Wednesday, March 16, 2011

Baseball Bios and a Knockout

In honor of baseball spring training--and because I miss those afternoons sitting in the bleachers watching my son play ball when he was younger--I planned to highlight some baseball biographies in my blog this month. But at the library another book caught my eye, a big beautiful picture book with a knockout cover of a young woman beaming with confidence from the cockpit of a cherry red plane. There was no way I could resist Soar, Elinor! (Farrar Straus Giroux, 2010).
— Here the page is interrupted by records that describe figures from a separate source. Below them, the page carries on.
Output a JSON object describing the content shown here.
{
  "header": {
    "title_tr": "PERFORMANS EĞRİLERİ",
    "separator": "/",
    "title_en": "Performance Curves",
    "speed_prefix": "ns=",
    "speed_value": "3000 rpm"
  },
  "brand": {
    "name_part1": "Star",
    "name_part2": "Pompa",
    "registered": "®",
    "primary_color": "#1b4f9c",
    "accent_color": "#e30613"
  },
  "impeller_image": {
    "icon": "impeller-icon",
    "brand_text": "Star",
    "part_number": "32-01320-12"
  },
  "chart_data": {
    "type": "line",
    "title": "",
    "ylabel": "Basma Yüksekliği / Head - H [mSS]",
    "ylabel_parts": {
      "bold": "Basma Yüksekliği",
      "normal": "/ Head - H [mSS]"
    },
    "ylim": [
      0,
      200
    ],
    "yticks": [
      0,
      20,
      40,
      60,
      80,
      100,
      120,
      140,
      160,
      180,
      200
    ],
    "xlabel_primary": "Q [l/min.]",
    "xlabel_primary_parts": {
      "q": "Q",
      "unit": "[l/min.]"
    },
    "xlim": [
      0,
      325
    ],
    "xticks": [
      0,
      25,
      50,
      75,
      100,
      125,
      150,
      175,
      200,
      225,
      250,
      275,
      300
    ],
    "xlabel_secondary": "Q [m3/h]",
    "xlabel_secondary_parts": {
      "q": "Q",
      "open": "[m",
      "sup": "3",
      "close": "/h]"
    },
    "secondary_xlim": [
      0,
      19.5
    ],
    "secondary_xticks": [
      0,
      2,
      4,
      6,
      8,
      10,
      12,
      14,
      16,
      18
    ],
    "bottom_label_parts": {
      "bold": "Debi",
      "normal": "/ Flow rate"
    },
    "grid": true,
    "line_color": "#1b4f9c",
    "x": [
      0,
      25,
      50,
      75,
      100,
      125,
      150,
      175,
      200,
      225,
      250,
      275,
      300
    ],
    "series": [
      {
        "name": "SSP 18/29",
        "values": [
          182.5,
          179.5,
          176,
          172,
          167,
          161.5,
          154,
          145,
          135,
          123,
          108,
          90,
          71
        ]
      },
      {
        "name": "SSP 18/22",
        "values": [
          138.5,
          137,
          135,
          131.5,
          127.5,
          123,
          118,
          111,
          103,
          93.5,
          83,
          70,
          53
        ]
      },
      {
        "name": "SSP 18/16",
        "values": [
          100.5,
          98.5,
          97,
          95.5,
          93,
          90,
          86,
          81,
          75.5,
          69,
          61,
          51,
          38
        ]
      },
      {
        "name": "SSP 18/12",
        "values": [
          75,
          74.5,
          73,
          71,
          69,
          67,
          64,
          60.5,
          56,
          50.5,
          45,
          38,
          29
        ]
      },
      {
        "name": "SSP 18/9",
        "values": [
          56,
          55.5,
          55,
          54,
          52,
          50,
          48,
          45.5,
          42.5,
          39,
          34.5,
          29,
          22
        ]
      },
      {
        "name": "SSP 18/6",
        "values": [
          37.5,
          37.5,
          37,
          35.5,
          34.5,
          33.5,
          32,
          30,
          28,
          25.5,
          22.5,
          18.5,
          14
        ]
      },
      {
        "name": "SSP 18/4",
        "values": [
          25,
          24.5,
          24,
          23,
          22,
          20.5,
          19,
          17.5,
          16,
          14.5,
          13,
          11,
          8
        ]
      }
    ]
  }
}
Written by Tami Lewis Brown and illustrated by Francois Roca, it's the story of Elinor Smith (1911-2010), who took her first flying lessons at age 10. Blocks had to be strapped to the rudder bar so her feet could reach it! At age 16 Elinor became the youngest licensed pilot--male or female--in the U.S. "Elinor lived to fly," writes Brown. "The sky was her playing field; the hum of the wind rushing through her plane's wing wires, her favorite song." Just three months after getting her license, Elinor performed the daring stunt of flying under four of New York's East River bridges, a feat no one else had attempted. Elinor showed the world that with talent, hard work, and fierce dedication to one's dream, there's no limit to how high a girl can soar.

And now to baseball. Ted Williams's dream as a young boy growing up in the Depression was to "walk down the street and have people say, 'There goes Ted Williams, the greatest hitter who ever lived.'" In No Easy Way: The Story of Ted Williams and the Last .400 Season (Dutton, 2010), my friend Fred Bowen, who writes a sports column for kids in the Washington Post, tells how Williams made that dream come true. "Ted knew that there was no easy way to be the greatest hitter who ever lived. No easy way to do the single most difficult thing in sports. To hit a round ball with a round bat. No easy way to be a .400 hitter." Illustrations by Charles S. Pyle help bring to life the summer of 1941, the last summer before American soldiers, including Ted Williams and many other baseball stars, went off to fight in World War II.

Henry Aaron's Dream, written and illustrated by Matt Tavares (Candlewick, 2010). Like his hero Jackie Robinson, Hank Aaron was instrumental in the fight against racism, both in baseball and in America. I was a kid living in Atlanta when Aaron, playing for the Braves, was closing in on Babe Ruth's all-time home-run record in the 1970s, and I remember hearing about the hate mail and death threats he received from people who couldn't stand the idea of a black man becoming baseball's home-run king. In the jacket copy, Tavares notes that he when he set out to write about Aaron, he "expected to focus on his historic quest to break Major League Baseball's all-time home run record. But in researching his life, I found that the most fascinating part of Henry Aaron's story took place before he ever set foot on a Major League Baseball field--back when he was a skinny kid who held his bat the wrong way and who never gave up his dream of becoming a big-league baseball player, even when it seemed impossible."


Two terrific baseball biographies by Jonah Winter: You Never Heard of Sandy Koufax?! (illustrated by Andre Carrilho, Schwartz & Wade Books, 2009) and Roberto Clemente: Pride of the Pittsburgh Pirates (illustrated by Raul Colon, Atheneum Books 2005). Kathleen Krull sang the praises of the Koufax bio in an INK blog a year ago: "Jonah Winter spins the tale in a folksy voice loaded with Brooklyn pizzazz. The illustrations of Andre Carrilho...ooze style. Best of all is the narrative arc. This picture book's pace is smart and snappy, with triumph coming late in the book, as it did in life: Far from an instant success, this was 'a guy who finally relaxed enough to let his body do the one thing it was put on this earth to do.'" Winter tells Clemente's inspiring story in an entirely different voice, in couplets that suggest the lilt of a Latino accent, the accent that caused some newspaper writers to mock Clemente when he first played for the Pirates in the 1960s.

A beloved family member of mine died recently, ten months after being diagnosed with a very painful type of cancer. I think that's one reason I was so moved by David Adler's Lou Gehrig: The Luckiest Man, illustrated by Terry Widener (Harcourt, 1997). Like the Iron Horse, my sister-in-law inspired the people around her with her grace, courage, and gratitude.

You don't have to like baseball--or flying--to love these books.

3 comments:

Anonymous said...

I wasn't familiar with the David Adler bio of Lou Gehrig; I'll have to check it out. One of my favourites is SHE LOVED BASEBALL: The Effa Manley Story, by Audrey Glassman Vernick and illustrated by Don Tate.

Marfe Ferguson Delano said...

I don't know that book--thanks for the tip!

Marfe Ferguson Delano said...

I just looked up SHE LOVED BASEBALL. If I had know about it sooner, I would have included it in my lineup! For others who are unfamiliar with her story, Effa Manley was the first woman to be inducted into the baseball hall of fame. She was the owner of a Negro League team and a tireless champion for her players. Thanks for bringing this book to my attention, Mrs. Pilkington!